I gave the opening address to a bilateral U.S.-China conference a few weeks ago in Hong Kong. I made the point that even after the 2020 Presidential election, our Chinese friends should not assume that the Washington-Beijing relationship will return “to the good old pre-Trump normal days of Obama or Bush.” Washington’s concern with the Chinese position on trade is a bipartisan concern — Senator Schumer has indicated very clearly that his own position is even tougher than President Trump’s, and I cannot imagine any of the Democratic candidates taking a “softer” line than President Trump’s team does.
So, as I continue to caution my Chinese friends, there is no hope for them in “waiting out” the remainder of the Trump term to go back to OBushInton.
Meanwhile, China’s economy is basically in free fall. It has recorded its worst industrial growth in 17 years. It is suffering mass unrest in various parts of the mainland where unemployment is rising at record rates, and the people of Hong Kong are marching for real democracy.

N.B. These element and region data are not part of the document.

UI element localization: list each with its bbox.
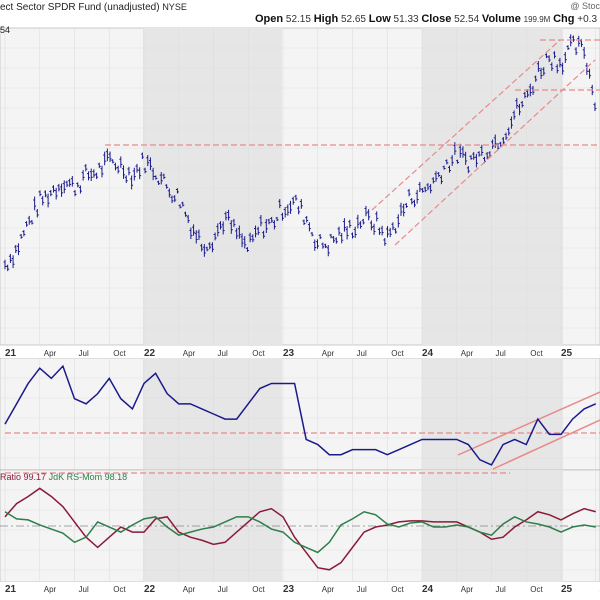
x-tick-label: Oct [113,349,126,358]
low-value: 51.33 [393,14,419,25]
close-label: Close [421,13,452,25]
volume-value: 199.9M [523,15,551,24]
trend-channel-lower [492,419,600,470]
x-tick-label: Apr [461,349,474,358]
x-tick-label: Apr [44,349,57,358]
x-tick-label: Jul [218,349,228,358]
channel-lower [394,59,596,246]
x-tick-label: Jul [357,585,367,594]
year-band [143,28,282,345]
x-tick-label: Apr [461,585,474,594]
year-band [422,28,563,345]
x-tick-label: Oct [252,585,265,594]
open-label: Open [255,13,284,25]
close-value: 52.54 [454,14,480,25]
indicator-legend: Ratio 99.17 JdK RS-Mom 98.18 [0,472,127,482]
title-text: ect Sector SPDR Fund (unadjusted) [0,2,160,13]
x-tick-label: Jul [496,349,506,358]
x-tick-label: 25 [561,584,573,595]
x-tick-label: 24 [422,348,434,359]
copyright: @ Stoc [570,1,600,11]
x-tick-label: 23 [283,584,295,595]
x-tick-label: Oct [391,349,404,358]
x-tick-label: 21 [5,348,17,359]
chart-title: ect Sector SPDR Fund (unadjusted) NYSE [0,2,187,13]
x-tick-label: Oct [252,349,265,358]
x-tick-label: Apr [183,349,196,358]
x-axis-band [0,582,600,600]
exchange: NYSE [162,2,187,12]
x-tick-label: Oct [391,585,404,594]
x-tick-label: 22 [144,584,156,595]
rs-mom-label: JdK RS-Mom 98.18 [48,472,128,482]
rs-momentum-line [4,510,596,554]
last-price-tag: 54 [0,25,11,35]
x-tick-label: Oct [530,585,543,594]
x-tick-label: Apr [322,585,335,594]
channel-upper [371,39,561,211]
x-tick-label: 23 [283,348,295,359]
chg-label: Chg [553,13,575,25]
chg-value: +0.3 [577,14,598,25]
x-tick-label: Jul [79,585,89,594]
low-label: Low [368,13,391,25]
x-tick-label: Jul [496,585,506,594]
high-value: 52.65 [340,14,366,25]
x-tick-label: Jul [218,585,228,594]
x-tick-label: Jul [357,349,367,358]
x-tick-label: Apr [322,349,335,358]
x-tick-label: 22 [144,348,156,359]
x-axis-band [0,346,600,358]
high-label: High [313,13,339,25]
x-tick-label: Jul [79,349,89,358]
rs-ratio-label: Ratio 99.17 [0,472,47,482]
open-value: 52.15 [285,14,311,25]
x-tick-label: 25 [561,348,573,359]
x-tick-label: 21 [5,584,17,595]
x-tick-label: Oct [113,585,126,594]
relative-strength-line [4,364,597,466]
x-tick-label: 24 [422,584,434,595]
year-band [422,358,563,470]
volume-label: Volume [481,13,521,25]
x-tick-label: Apr [183,585,196,594]
trend-channel-upper [457,391,600,456]
x-tick-label: Oct [530,349,543,358]
x-tick-label: Apr [44,585,57,594]
ohlc-readout: Open 52.15 High 52.65 Low 51.33 Close 52… [255,13,597,25]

Will his strategy work with President Xi of China or with North Korea? I don’t know. These developing relationships are long-time ongoing processes that are seldom solved all at once. And even then any international situation does not stay “solved” for long. They require constant attention and flexibility, what Trump himself called “principled realism.” But I do know that Trump, whatever he has said, has acted with much greater forcefulness and clarity of purpose than his predecessors in either party.

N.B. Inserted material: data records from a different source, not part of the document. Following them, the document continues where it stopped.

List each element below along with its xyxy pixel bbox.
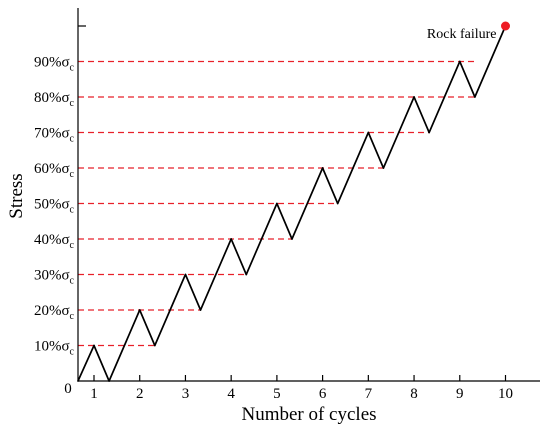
y-tick-percent: 50% (34, 197, 62, 213)
failure-marker-group: Rock failure (427, 21, 510, 42)
x-tick-label: 8 (410, 386, 418, 402)
x-axis-title: Number of cycles (241, 404, 376, 425)
y-tick-label: 50%σc (34, 197, 75, 216)
series-segment (428, 60, 461, 134)
series-segment (367, 131, 385, 169)
y-tick-sigma: σ (61, 197, 69, 213)
series-segment (321, 167, 339, 205)
series-segment (245, 202, 278, 276)
x-tick-label: 1 (90, 386, 98, 402)
series-segment (474, 25, 507, 98)
y-tick-subscript: c (70, 98, 75, 109)
y-tick-sigma: σ (61, 268, 69, 284)
y-tick-sigma: σ (61, 90, 69, 106)
y-tick-subscript: c (70, 169, 75, 180)
y-tick-label: 70%σc (34, 126, 75, 145)
series-segment (199, 238, 233, 311)
stress-series (77, 25, 507, 382)
y-tick-percent: 80% (34, 90, 62, 106)
y-tick-label: 30%σc (34, 268, 75, 287)
series-segment (291, 167, 324, 240)
series-segment (153, 273, 187, 347)
axes (77, 8, 540, 382)
x-tick-label: 2 (136, 386, 144, 402)
series-segment (413, 96, 430, 134)
y-tick-label: 20%σc (34, 303, 75, 322)
series-segment (230, 238, 248, 276)
y-tick-label: 90%σc (34, 55, 75, 74)
series-segment (93, 344, 110, 382)
x-ticks: 1 2 3 4 5 6 7 8 9 10 (90, 375, 513, 402)
failure-point (501, 21, 510, 31)
series-segment (138, 309, 156, 347)
y-tick-percent: 60% (34, 161, 62, 177)
x-tick-label: 5 (273, 386, 281, 402)
series-segment (458, 60, 476, 98)
series-segment (276, 202, 293, 240)
y-tick-subscript: c (70, 276, 75, 287)
y-tick-subscript: c (70, 63, 75, 74)
y-tick-sigma: σ (61, 55, 69, 71)
x-tick-label: 4 (227, 386, 235, 402)
y-tick-percent: 90% (34, 55, 62, 71)
y-tick-sigma: σ (61, 161, 69, 177)
y-tick-subscript: c (70, 311, 75, 322)
y-tick-sigma: σ (61, 232, 69, 248)
series-segment (108, 309, 141, 382)
y-tick-sigma: σ (61, 126, 69, 142)
y-tick-label: 60%σc (34, 161, 75, 180)
y-tick-percent: 40% (34, 232, 62, 248)
series-segment (184, 273, 202, 311)
y-tick-sigma: σ (61, 303, 69, 319)
origin-label: 0 (64, 381, 72, 397)
y-tick-subscript: c (70, 240, 75, 251)
x-tick-label: 6 (319, 386, 327, 402)
y-tick-subscript: c (70, 134, 75, 145)
y-tick-percent: 10% (34, 339, 62, 355)
series-segment (382, 96, 415, 169)
series-segment (336, 131, 370, 205)
series-segment (77, 344, 95, 382)
y-tick-percent: 20% (34, 303, 62, 319)
y-tick-label: 40%σc (34, 232, 75, 251)
y-tick-percent: 70% (34, 126, 62, 142)
y-tick-subscript: c (70, 205, 75, 216)
y-tick-percent: 30% (34, 268, 62, 284)
y-tick-label: 10%σc (34, 339, 75, 358)
x-tick-label: 10 (498, 386, 513, 402)
y-tick-subscript: c (70, 347, 75, 358)
y-tick-sigma: σ (61, 339, 69, 355)
x-tick-label: 7 (365, 386, 373, 402)
y-tick-label: 80%σc (34, 90, 75, 109)
y-axis-title: Stress (6, 173, 27, 218)
x-tick-label: 3 (182, 386, 190, 402)
x-tick-label: 9 (456, 386, 464, 402)
failure-label: Rock failure (427, 27, 497, 42)
y-ticks: 10%σc20%σc30%σc40%σc50%σc60%σc70%σc80%σc… (34, 55, 75, 358)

We could discuss a myriad of other foreign policy issues: NATO, the primary American alliance, other trade agreements, sanctions, or a host of domestic policy issues.
Let me leave you with my concluding “take-away”:
No matter if Donald Trump is reelected, or if someone else wins the 2020 election, U.S. politics will not go back to the status quo of the “good old days before Trump.” He and his ever-changing team of senior advisors have changed the rules and have changed America’s expectations from its elected politicians.
And to both us and to America’s friends and potential adversaries around the world, the United States is no longer going to be either the world’s policeman, or Mr. Nice Guy on the international scene.
So, my friends, as a Washington insider, I believe we must all deal with this administration, and we must learn that it will not get better after January 20, 2021.